The schematic diagram of source circuit.
Same or analogous reference represents same or analogous part in accompanying drawing.
Embodiment
The utility model is described in further detail below in conjunction with the accompanying drawings.
Fig. 3 illustrates has high-order temperature compensated band-gap reference according to a preferred embodiment of the present utility model
The schematic diagram of voltage source circuit.
Reference picture 3, the band gap reference voltage source circuit include start-up circuit 1, biasing circuit 2, positive temperature current and produced
Circuit 3, negative temperature current generating circuit 4, high order temperature compensation current generation circuit 5 and electric current supercircuit and band-gap reference electricity
Press generation circuit 6.
Wherein, the start-up circuit 1 is used in power supply electrifying, and start-up circuit helps reference circuit to depart from " zero " merger
Point, normal operating conditions is made it into, after benchmark is established, start-up circuit is turned off.
Wherein, the start-up circuit 1 includes starting resistance R1, NMOS tube:MN1, MN2 and MN5.Wherein, MN1 and MN2 groups
Into current mirror, MN5 is lower trombone slide.

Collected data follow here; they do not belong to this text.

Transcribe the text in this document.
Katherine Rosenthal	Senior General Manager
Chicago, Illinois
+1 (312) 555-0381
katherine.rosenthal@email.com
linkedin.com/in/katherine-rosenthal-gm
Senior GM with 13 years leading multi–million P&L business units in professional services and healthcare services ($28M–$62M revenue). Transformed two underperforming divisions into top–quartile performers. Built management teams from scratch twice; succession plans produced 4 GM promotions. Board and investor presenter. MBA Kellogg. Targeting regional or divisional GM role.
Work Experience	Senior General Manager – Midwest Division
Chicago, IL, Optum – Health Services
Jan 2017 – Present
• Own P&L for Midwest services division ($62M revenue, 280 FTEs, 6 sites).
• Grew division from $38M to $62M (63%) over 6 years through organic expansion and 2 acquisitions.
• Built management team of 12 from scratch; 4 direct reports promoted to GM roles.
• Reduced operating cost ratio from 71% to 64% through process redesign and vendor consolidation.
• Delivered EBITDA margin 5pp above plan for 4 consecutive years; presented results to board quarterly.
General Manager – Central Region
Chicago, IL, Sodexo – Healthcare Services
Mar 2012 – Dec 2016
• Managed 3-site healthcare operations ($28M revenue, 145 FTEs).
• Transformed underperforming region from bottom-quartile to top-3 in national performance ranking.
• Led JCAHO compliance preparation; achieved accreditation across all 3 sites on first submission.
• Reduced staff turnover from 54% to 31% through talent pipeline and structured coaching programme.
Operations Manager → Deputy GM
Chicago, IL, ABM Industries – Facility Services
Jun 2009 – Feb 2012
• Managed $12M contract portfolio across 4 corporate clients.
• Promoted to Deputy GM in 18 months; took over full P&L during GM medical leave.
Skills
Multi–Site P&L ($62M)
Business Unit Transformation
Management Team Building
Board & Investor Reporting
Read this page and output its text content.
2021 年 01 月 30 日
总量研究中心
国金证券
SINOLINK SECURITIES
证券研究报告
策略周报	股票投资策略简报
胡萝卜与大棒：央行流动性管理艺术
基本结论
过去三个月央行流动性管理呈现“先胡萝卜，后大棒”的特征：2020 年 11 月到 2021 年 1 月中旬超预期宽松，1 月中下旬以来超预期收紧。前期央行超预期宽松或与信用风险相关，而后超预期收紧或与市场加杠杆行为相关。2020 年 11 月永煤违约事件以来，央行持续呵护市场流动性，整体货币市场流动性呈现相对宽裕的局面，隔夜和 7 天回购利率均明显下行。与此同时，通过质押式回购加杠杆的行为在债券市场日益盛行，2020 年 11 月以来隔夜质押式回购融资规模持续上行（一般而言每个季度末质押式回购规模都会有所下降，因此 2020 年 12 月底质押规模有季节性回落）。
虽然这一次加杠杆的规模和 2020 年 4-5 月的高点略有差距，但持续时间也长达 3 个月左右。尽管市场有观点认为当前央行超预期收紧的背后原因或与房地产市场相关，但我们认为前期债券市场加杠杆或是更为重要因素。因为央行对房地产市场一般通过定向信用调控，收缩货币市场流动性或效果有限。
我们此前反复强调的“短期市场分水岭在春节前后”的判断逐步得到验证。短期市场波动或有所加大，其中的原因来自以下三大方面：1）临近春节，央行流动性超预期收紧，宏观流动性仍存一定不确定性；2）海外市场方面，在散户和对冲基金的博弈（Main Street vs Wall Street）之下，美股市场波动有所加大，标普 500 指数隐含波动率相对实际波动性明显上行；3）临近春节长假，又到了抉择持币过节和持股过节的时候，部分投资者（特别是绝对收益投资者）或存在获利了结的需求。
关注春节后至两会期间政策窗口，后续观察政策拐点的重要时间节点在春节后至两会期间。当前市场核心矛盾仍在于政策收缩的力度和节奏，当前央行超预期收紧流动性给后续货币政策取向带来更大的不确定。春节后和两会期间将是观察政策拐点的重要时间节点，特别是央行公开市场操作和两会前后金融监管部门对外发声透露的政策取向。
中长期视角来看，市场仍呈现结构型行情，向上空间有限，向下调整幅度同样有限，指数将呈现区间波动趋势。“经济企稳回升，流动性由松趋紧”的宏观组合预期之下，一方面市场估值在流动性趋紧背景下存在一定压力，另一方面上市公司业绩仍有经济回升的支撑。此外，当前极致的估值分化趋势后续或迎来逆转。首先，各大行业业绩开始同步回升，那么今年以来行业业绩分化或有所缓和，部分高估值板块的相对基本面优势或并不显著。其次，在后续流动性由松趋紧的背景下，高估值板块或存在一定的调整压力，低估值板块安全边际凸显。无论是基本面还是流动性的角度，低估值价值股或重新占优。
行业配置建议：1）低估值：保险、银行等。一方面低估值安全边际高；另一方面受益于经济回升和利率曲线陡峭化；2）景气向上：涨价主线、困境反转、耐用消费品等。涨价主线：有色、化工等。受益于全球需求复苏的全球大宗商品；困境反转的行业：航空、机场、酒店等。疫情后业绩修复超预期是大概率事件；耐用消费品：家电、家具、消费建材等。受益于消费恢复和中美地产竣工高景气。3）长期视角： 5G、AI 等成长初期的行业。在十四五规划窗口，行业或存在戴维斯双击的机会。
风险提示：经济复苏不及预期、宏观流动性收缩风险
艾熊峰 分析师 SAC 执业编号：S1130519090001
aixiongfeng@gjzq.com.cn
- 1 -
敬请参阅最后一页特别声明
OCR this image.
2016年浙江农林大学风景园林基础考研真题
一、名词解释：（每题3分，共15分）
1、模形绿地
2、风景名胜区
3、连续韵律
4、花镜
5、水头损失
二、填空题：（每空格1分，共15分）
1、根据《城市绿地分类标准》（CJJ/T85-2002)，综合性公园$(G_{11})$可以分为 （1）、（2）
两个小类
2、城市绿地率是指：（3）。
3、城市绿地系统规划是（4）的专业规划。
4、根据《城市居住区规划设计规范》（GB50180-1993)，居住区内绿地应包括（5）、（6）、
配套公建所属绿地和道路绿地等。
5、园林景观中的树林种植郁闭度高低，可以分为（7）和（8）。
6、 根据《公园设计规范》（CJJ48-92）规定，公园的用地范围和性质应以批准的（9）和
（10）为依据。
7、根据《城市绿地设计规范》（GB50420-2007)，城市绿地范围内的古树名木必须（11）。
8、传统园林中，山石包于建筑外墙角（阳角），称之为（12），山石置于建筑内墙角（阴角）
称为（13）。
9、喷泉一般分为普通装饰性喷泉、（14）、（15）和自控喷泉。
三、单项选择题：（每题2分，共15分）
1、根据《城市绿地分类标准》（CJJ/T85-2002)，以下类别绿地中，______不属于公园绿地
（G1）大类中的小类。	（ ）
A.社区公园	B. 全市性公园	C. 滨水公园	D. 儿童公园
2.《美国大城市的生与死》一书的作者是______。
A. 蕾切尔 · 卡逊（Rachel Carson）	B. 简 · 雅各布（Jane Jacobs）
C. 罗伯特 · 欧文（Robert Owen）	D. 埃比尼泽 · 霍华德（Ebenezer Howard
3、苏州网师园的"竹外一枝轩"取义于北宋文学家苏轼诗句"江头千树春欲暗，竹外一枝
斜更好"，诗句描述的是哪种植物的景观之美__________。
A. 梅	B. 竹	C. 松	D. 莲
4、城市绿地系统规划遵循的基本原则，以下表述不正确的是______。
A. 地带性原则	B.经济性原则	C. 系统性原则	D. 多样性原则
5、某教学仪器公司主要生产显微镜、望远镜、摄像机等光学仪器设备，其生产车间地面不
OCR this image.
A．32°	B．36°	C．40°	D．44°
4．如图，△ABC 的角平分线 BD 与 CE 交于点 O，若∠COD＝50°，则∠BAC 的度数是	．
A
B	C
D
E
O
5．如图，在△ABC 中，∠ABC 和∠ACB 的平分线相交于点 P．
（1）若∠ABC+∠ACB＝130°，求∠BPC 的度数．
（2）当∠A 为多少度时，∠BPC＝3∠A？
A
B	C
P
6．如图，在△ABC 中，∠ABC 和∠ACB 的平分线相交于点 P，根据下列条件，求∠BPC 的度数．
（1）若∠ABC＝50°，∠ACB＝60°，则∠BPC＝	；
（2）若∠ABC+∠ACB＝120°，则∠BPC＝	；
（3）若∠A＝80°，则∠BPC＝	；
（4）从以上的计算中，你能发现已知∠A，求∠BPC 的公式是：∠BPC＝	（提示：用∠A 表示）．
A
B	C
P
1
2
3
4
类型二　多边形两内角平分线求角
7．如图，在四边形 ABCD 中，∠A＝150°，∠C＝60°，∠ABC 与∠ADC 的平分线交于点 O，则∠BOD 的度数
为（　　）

Wherein, the one end for starting resistance R1 is connected with power supply, the other end and MN1 drain and gate, and MN2 grid
It is connected;MN2 drain electrode is connected with the grid of MP3 and MP5 in MP1 grid, positive temperature current generation circuit 3 in biasing circuit 2;
MN5 drain electrode is connected with MN1 and MN2 grid, and MN5 grid is connected with reference voltage V BG;MN1, MN2 and MN5 source electrode with
Ground is connected.
Wherein, the common grid level in the PMOS cascode amplifiers on the basis of the biasing circuit 2 is used in circuit provides grid
Pole bias voltage.The biasing circuit 2 includes PMOS:MP1 and MP2, NMOS tube:MN3 and MN4.Wherein, MN3 and MN4 compositions
Current mirror.
Wherein, MP1 and MP2 source electrode is connected with power supply, MP1 drain electrode and MN3 grid, drain electrode and MN4 grid
It is connected;MN3 and MN4 source electrode is connected to the ground, and MN4 drain electrode is connected with MP2 grid and drain electrode.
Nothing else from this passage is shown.